Germany, Hamburg 

“Architektursalon” von Gerkan, Elbchaussee 139a


Design Meinhard von Gerkan
with Volkmar Sievers
Project management Kordula Noelle
Detailed design team Fabian Färber, Alisa von Gerkan, Uli Rösler, Michèle Watenphul, Steffen Lepiorz
Construction management Raimund Kinski, Philippa Kannengiesser, Annette Walczynski
Structural design Wetzel & von Seht
M&E services RMN Ingenieure
Landscape architects WES LandschaftsArchitektur
Client Meinhard von Gerkan
GFA 670 m²
Construction period 2013–2015



Hans-Georg Esch

The “Architektursalon” designed by Meinhard von Gerkan is as spectacular as its position on the Elbhang, below the main gmp address at Elbchaussee 139 and above the Oevelgönne museum port.
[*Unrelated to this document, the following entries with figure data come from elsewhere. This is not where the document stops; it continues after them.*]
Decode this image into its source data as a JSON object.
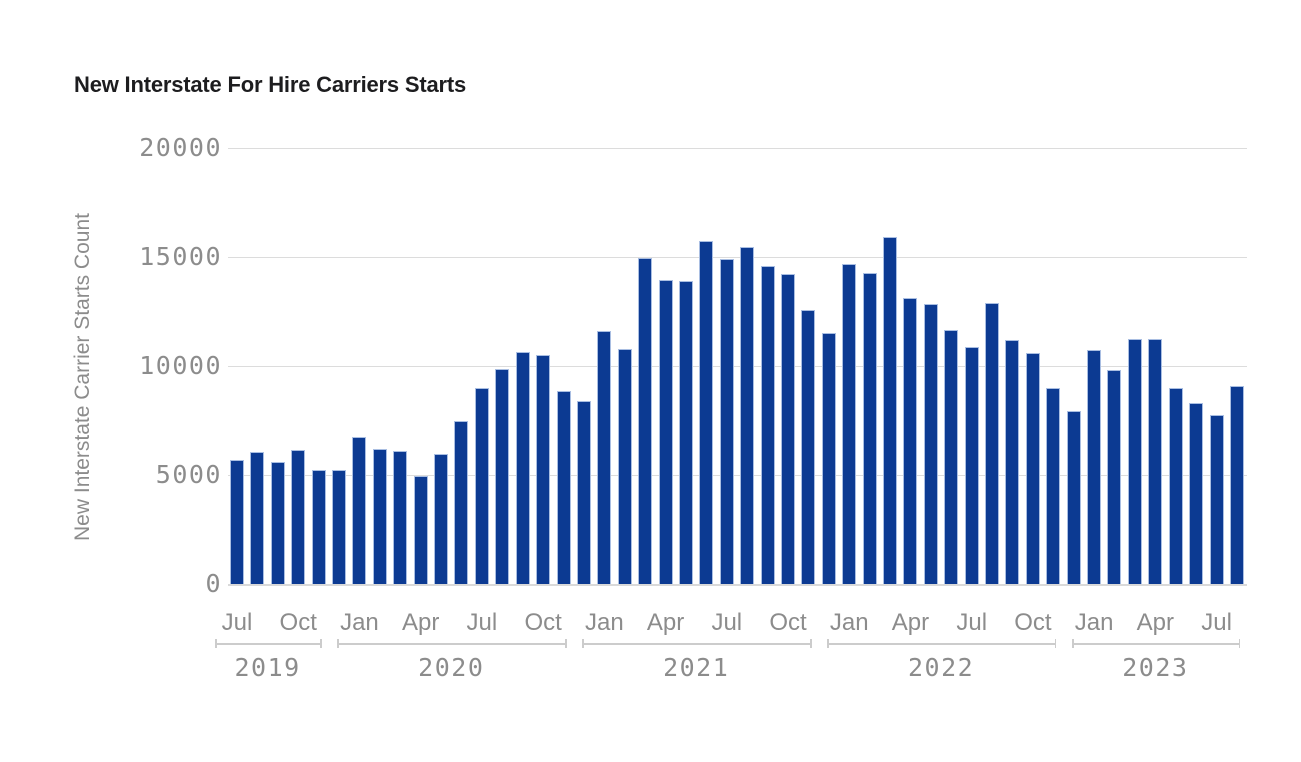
{
  "title": "New Interstate For Hire Carriers Starts",
  "chart_data": {
    "type": "bar",
    "title": "New Interstate For Hire Carriers Starts",
    "xlabel": "",
    "ylabel": "New Interstate Carrier Starts Count",
    "ylim": [
      0,
      20000
    ],
    "yticks": [
      0,
      5000,
      10000,
      15000,
      20000
    ],
    "ytick_labels": [
      "0",
      "5000",
      "10000",
      "15000",
      "20000"
    ],
    "grid": true,
    "legend": false,
    "labeled_months": [
      "Jan",
      "Apr",
      "Jul",
      "Oct"
    ],
    "categories": [
      "Jul 2019",
      "Aug 2019",
      "Sep 2019",
      "Oct 2019",
      "Nov 2019",
      "Dec 2019",
      "Jan 2020",
      "Feb 2020",
      "Mar 2020",
      "Apr 2020",
      "May 2020",
      "Jun 2020",
      "Jul 2020",
      "Aug 2020",
      "Sep 2020",
      "Oct 2020",
      "Nov 2020",
      "Dec 2020",
      "Jan 2021",
      "Feb 2021",
      "Mar 2021",
      "Apr 2021",
      "May 2021",
      "Jun 2021",
      "Jul 2021",
      "Aug 2021",
      "Sep 2021",
      "Oct 2021",
      "Nov 2021",
      "Dec 2021",
      "Jan 2022",
      "Feb 2022",
      "Mar 2022",
      "Apr 2022",
      "May 2022",
      "Jun 2022",
      "Jul 2022",
      "Aug 2022",
      "Sep 2022",
      "Oct 2022",
      "Nov 2022",
      "Dec 2022",
      "Jan 2023",
      "Feb 2023",
      "Mar 2023",
      "Apr 2023",
      "May 2023",
      "Jun 2023",
      "Jul 2023",
      "Aug 2023"
    ],
    "values": [
      5700,
      6050,
      5600,
      6150,
      5250,
      5250,
      6750,
      6200,
      6100,
      4950,
      5950,
      7500,
      9000,
      9850,
      10650,
      10500,
      8850,
      8400,
      11600,
      10800,
      14950,
      13950,
      13900,
      15750,
      14900,
      15450,
      14600,
      14200,
      12550,
      11500,
      14700,
      14250,
      15900,
      13100,
      12850,
      11650,
      10850,
      12900,
      11200,
      10600,
      9000,
      7950,
      10750,
      9800,
      11250,
      11250,
      9000,
      8300,
      7750,
      9100
    ],
    "year_groups": [
      {
        "label": "2019",
        "count": 6
      },
      {
        "label": "2020",
        "count": 12
      },
      {
        "label": "2021",
        "count": 12
      },
      {
        "label": "2022",
        "count": 12
      },
      {
        "label": "2023",
        "count": 8
      }
    ],
    "colors": {
      "bar": "#0c3a92",
      "bar_edge": "#a9bee2",
      "grid": "#dcdcdc",
      "axis_line": "#d9d9d9",
      "labels": "#8c8c8c",
      "title": "#1d1d1f",
      "background": "#ffffff"
    }
  }
}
Access to the Pavilion is via the "Övelgönner Mühlenweg" footpath that leads from Elbchaussee down to the bank of the River Elbe. The building is used for exhibitions and events and includes a full story, a lower level story, and a recessed upper story with terraces on all sides. The radial layout, which centers on the circular stairwell, is overlaid with curved structures.
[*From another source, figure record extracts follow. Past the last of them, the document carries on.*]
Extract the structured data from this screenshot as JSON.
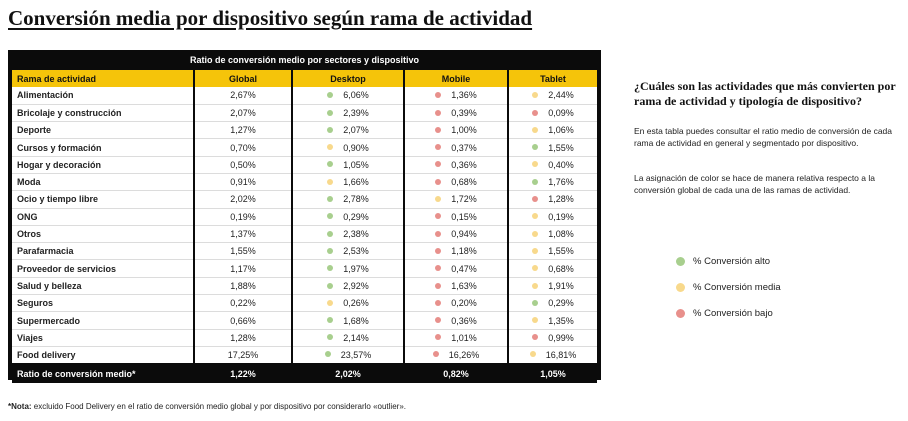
{
  "title": "Conversión media por dispositivo según rama de actividad",
  "table": {
    "caption": "Ratio de conversión medio por sectores y dispositivo",
    "headers": [
      "Rama de actividad",
      "Global",
      "Desktop",
      "Mobile",
      "Tablet"
    ],
    "rows": [
      {
        "rama": "Alimentación",
        "global": "2,67%",
        "desktop": "6,06%",
        "desktop_level": "alto",
        "mobile": "1,36%",
        "mobile_level": "bajo",
        "tablet": "2,44%",
        "tablet_level": "media"
      },
      {
        "rama": "Bricolaje y construcción",
        "global": "2,07%",
        "desktop": "2,39%",
        "desktop_level": "alto",
        "mobile": "0,39%",
        "mobile_level": "bajo",
        "tablet": "0,09%",
        "tablet_level": "bajo"
      },
      {
        "rama": "Deporte",
        "global": "1,27%",
        "desktop": "2,07%",
        "desktop_level": "alto",
        "mobile": "1,00%",
        "mobile_level": "bajo",
        "tablet": "1,06%",
        "tablet_level": "media"
      },
      {
        "rama": "Cursos y formación",
        "global": "0,70%",
        "desktop": "0,90%",
        "desktop_level": "media",
        "mobile": "0,37%",
        "mobile_level": "bajo",
        "tablet": "1,55%",
        "tablet_level": "alto"
      },
      {
        "rama": "Hogar y decoración",
        "global": "0,50%",
        "desktop": "1,05%",
        "desktop_level": "alto",
        "mobile": "0,36%",
        "mobile_level": "bajo",
        "tablet": "0,40%",
        "tablet_level": "media"
      },
      {
        "rama": "Moda",
        "global": "0,91%",
        "desktop": "1,66%",
        "desktop_level": "media",
        "mobile": "0,68%",
        "mobile_level": "bajo",
        "tablet": "1,76%",
        "tablet_level": "alto"
      },
      {
        "rama": "Ocio y tiempo libre",
        "global": "2,02%",
        "desktop": "2,78%",
        "desktop_level": "alto",
        "mobile": "1,72%",
        "mobile_level": "media",
        "tablet": "1,28%",
        "tablet_level": "bajo"
      },
      {
        "rama": "ONG",
        "global": "0,19%",
        "desktop": "0,29%",
        "desktop_level": "alto",
        "mobile": "0,15%",
        "mobile_level": "bajo",
        "tablet": "0,19%",
        "tablet_level": "media"
      },
      {
        "rama": "Otros",
        "global": "1,37%",
        "desktop": "2,38%",
        "desktop_level": "alto",
        "mobile": "0,94%",
        "mobile_level": "bajo",
        "tablet": "1,08%",
        "tablet_level": "media"
      },
      {
        "rama": "Parafarmacia",
        "global": "1,55%",
        "desktop": "2,53%",
        "desktop_level": "alto",
        "mobile": "1,18%",
        "mobile_level": "bajo",
        "tablet": "1,55%",
        "tablet_level": "media"
      },
      {
        "rama": "Proveedor de servicios",
        "global": "1,17%",
        "desktop": "1,97%",
        "desktop_level": "alto",
        "mobile": "0,47%",
        "mobile_level": "bajo",
        "tablet": "0,68%",
        "tablet_level": "media"
      },
      {
        "rama": "Salud y belleza",
        "global": "1,88%",
        "desktop": "2,92%",
        "desktop_level": "alto",
        "mobile": "1,63%",
        "mobile_level": "bajo",
        "tablet": "1,91%",
        "tablet_level": "media"
      },
      {
        "rama": "Seguros",
        "global": "0,22%",
        "desktop": "0,26%",
        "desktop_level": "media",
        "mobile": "0,20%",
        "mobile_level": "bajo",
        "tablet": "0,29%",
        "tablet_level": "alto"
      },
      {
        "rama": "Supermercado",
        "global": "0,66%",
        "desktop": "1,68%",
        "desktop_level": "alto",
        "mobile": "0,36%",
        "mobile_level": "bajo",
        "tablet": "1,35%",
        "tablet_level": "media"
      },
      {
        "rama": "Viajes",
        "global": "1,28%",
        "desktop": "2,14%",
        "desktop_level": "alto",
        "mobile": "1,01%",
        "mobile_level": "bajo",
        "tablet": "0,99%",
        "tablet_level": "bajo"
      },
      {
        "rama": "Food delivery",
        "global": "17,25%",
        "desktop": "23,57%",
        "desktop_level": "alto",
        "mobile": "16,26%",
        "mobile_level": "bajo",
        "tablet": "16,81%",
        "tablet_level": "media"
      }
    ],
    "footer": {
      "rama": "Ratio de conversión medio*",
      "global": "1,22%",
      "desktop": "2,02%",
      "mobile": "0,82%",
      "tablet": "1,05%"
    }
  },
  "sidebar": {
    "question": "¿Cuáles son las actividades que más convierten por rama de actividad y tipología de dispositivo?",
    "paragraph1": "En esta tabla puedes consultar el ratio medio de conversión de cada rama de actividad en general y segmentado por dispositivo.",
    "paragraph2": "La asignación de color se hace de manera relativa respecto a la conversión global de cada una de las ramas de actividad."
  },
  "legend": [
    {
      "label": "% Conversión alto",
      "level": "alto",
      "color": "#a8cf8e"
    },
    {
      "label": "% Conversión media",
      "level": "media",
      "color": "#f8d98c"
    },
    {
      "label": "% Conversión bajo",
      "level": "bajo",
      "color": "#e8908c"
    }
  ],
  "note": {
    "label": "*Nota:",
    "text": " excluido Food Delivery en el ratio de conversión medio global y por dispositivo por considerarlo «outlier»."
  }
}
The compact building faces north, where a terraced garden has been established that makes use of the topography of the terrain and is largely enclosed towards the sloping hillside. The façades have been clad with large, brightly colored clay panels, with the floor slabs highlighted by horizontal profiles.

Towards the south and the River Elbe, the building fans out, featuring large room-high windows and cantilevering terraces. All three stories are accessed via an entrance area on the first floor, although separate staircases leading to the lower floor and the upper floor make it possible to accommodate various separate uses.

However, all uses are fully focused on architecture and related disciplines, and their presentation and dissemination. The large room in the lower story can be used for exhibitions. The two units above have been designed to accommodate a range of different functions, such as changing exhibitions, events and workshops. The upper story includes rooms for work, which can also be used to accommodate guests.